У него был высокий мужской голос, о котором многие профессиональные певцы могли только мечтать.
Но мать не понимала этого и гнала его в дом, хлестала, чем попало, по голым икрам и запрещала петь не по-людски. Но разве удержишь то, что прёт из самого сердца!

Отдать бы парня в музыкальную школу, чтоб  не болтался без дела и развивал талант.  Но родители не видели в оперном пении достойное будущее для своего сына. В городе и обычного театра-то не было, не то что – оперного. Поэтому, чтобы отвернуть его от чуждой стези, старались увлечь другим.

Отец рассказывал об устройстве токарного станка, на котором работал вот уже тридцать лет. А мать – привлекала к домашнему труду.
Даже летом, не ослабляя бдительности, родители забирали Петю в деревню, где у деда с бабкой было хозяйство. И заставляли работать не глоткой, а лопатой.
Но Петька  и тут исхитрялся пугать коз бравурной патетикой Зураба Соткилавы. Глупые животные, не оценили Пуччини. Вытаращив глаза, она шарахались от злостного вокалиста  и напрочь скисали молоком. За что бабка охаживала озорника хворостиной и просила, чтоб пел простое.

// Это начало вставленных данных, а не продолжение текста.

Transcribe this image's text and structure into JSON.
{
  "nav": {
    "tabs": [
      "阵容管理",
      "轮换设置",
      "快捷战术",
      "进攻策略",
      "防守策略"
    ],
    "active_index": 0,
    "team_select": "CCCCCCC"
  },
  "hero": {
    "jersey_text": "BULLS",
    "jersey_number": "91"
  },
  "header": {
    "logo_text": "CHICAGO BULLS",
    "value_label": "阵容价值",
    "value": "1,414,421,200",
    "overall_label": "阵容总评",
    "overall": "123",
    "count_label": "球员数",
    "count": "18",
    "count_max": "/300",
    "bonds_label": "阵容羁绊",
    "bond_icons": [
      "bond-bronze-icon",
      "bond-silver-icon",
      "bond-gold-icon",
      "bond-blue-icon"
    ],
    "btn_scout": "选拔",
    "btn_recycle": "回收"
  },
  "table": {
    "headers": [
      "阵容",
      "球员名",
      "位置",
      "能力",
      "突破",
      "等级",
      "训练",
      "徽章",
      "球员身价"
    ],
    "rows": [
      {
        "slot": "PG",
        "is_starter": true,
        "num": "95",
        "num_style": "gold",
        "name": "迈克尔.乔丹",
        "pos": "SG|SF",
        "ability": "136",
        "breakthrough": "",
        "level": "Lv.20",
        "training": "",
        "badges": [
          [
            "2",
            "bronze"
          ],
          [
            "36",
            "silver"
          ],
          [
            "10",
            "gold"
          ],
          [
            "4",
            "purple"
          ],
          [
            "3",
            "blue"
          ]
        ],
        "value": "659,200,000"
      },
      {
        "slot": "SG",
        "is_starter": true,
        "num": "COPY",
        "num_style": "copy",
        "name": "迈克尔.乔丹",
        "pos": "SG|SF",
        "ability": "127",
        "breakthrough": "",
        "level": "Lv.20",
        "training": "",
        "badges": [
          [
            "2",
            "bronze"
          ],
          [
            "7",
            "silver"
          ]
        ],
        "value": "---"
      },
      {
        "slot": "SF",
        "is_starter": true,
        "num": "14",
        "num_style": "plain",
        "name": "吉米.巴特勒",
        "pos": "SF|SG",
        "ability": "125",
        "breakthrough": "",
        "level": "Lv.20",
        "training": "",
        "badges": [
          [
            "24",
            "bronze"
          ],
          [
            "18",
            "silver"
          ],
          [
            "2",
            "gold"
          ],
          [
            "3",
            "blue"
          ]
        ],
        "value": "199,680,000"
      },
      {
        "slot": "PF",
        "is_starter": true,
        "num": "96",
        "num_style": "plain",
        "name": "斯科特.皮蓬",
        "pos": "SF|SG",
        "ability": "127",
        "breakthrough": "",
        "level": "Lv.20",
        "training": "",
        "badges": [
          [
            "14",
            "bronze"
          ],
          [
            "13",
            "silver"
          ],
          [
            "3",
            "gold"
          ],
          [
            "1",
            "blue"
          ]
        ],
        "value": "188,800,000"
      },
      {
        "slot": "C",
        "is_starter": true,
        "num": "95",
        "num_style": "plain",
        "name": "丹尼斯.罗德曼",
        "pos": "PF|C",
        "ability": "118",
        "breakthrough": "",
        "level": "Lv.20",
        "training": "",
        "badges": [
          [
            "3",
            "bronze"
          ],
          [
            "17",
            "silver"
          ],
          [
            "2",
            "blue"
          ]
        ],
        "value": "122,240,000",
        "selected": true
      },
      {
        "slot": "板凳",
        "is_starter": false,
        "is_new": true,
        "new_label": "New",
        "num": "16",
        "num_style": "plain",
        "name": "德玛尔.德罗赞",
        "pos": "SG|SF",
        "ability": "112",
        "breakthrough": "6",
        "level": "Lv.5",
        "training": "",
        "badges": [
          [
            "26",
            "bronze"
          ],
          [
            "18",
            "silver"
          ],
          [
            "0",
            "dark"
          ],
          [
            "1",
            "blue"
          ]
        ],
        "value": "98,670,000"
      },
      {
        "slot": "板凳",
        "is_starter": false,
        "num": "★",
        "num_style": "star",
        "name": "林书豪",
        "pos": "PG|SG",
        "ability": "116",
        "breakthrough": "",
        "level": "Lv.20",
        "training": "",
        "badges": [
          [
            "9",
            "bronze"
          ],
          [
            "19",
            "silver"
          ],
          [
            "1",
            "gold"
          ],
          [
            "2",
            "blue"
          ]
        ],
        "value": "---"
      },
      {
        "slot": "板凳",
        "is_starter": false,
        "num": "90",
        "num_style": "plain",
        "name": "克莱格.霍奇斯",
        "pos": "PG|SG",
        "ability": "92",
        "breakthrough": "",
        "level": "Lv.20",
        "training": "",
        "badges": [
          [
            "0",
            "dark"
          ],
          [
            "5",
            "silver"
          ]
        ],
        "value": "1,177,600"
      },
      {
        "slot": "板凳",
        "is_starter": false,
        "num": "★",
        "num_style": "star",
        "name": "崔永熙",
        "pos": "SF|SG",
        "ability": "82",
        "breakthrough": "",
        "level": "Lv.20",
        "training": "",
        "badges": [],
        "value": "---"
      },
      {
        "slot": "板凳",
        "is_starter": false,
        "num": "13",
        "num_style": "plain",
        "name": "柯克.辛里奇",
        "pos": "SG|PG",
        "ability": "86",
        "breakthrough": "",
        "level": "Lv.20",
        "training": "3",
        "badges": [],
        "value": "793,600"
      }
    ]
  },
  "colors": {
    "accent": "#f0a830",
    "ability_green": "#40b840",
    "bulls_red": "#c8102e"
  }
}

Петя любил свою бабушку и охотно баловал её патриотическими песнями Муслима Магомаева, понятного даже козам. Она успокаивалась, умилялась и в благодарность брала внука с собой в очередь, пастухом. А там, на просторе разрешала горланить, что хочет.
Бродя в отцовских кирзачах по полям и перелескам, Петька терял коров в зарослях высокой колхозной кукурузы и без запретов разворачивал голос во всю ширь. Он пел солнцу и ветру, носатым толстым облакам, притихшим в восторге деревьям. И был счастлив от их безмолвного благодарного соучастия!
Но каникулы заканчивались, выращенные на огороде овощи продавались на рынке, и семья вновь возвращалась в город. Где упражнять голосовые связки  можно было только тайком, чтоб мать не гоняла, а отец не отвешивал подзатыльники за безделье. Петька очень хотел поступить туда, где учат на певцов. Но в музыкальную школу без заявления матери не брали. Приходилось только мечтать. Думы об этом были загадочны и приятны. Но являлись все реже. Потому что жизнь настойчиво тащила его в другом направлении. После школы – техникум, потом – армия. Вернулся – сразу свадьбу сыграли  с одноклассницей Светой.  Она его два года ждала. За свадьбой – упс, и двойняшки!
Приобретая границы и вехи, жизнь, как трафарет краской,  заполнялась стандартной обыденностью существования

Петр пошел по накатанной. После рождения третьего сына стал частным предпринимателем, как многие сейчас. Почувствовал вкус к деньгам. Надо отдать ему должное,  он расширял ассортимент. И теперь, кроме лука, продавал то мочалки, то баночные крышки. Правда, доход был такой же фиговый, как и товар. Потому в поисках перспектив  и решил Петька двинуть в столицу. На последние деньги он закупил на оптовой базе партию закаточных ключей и отправился покорять мегаполис. Наивный. Таких умников валом толкалось в мутных около рыночных  подпространствах. Чуть без штанов не оставили. Но он не особо парился, жизнь научила его спокойно смотреть на такие изгибы пути. Он шел, и это было самое главное.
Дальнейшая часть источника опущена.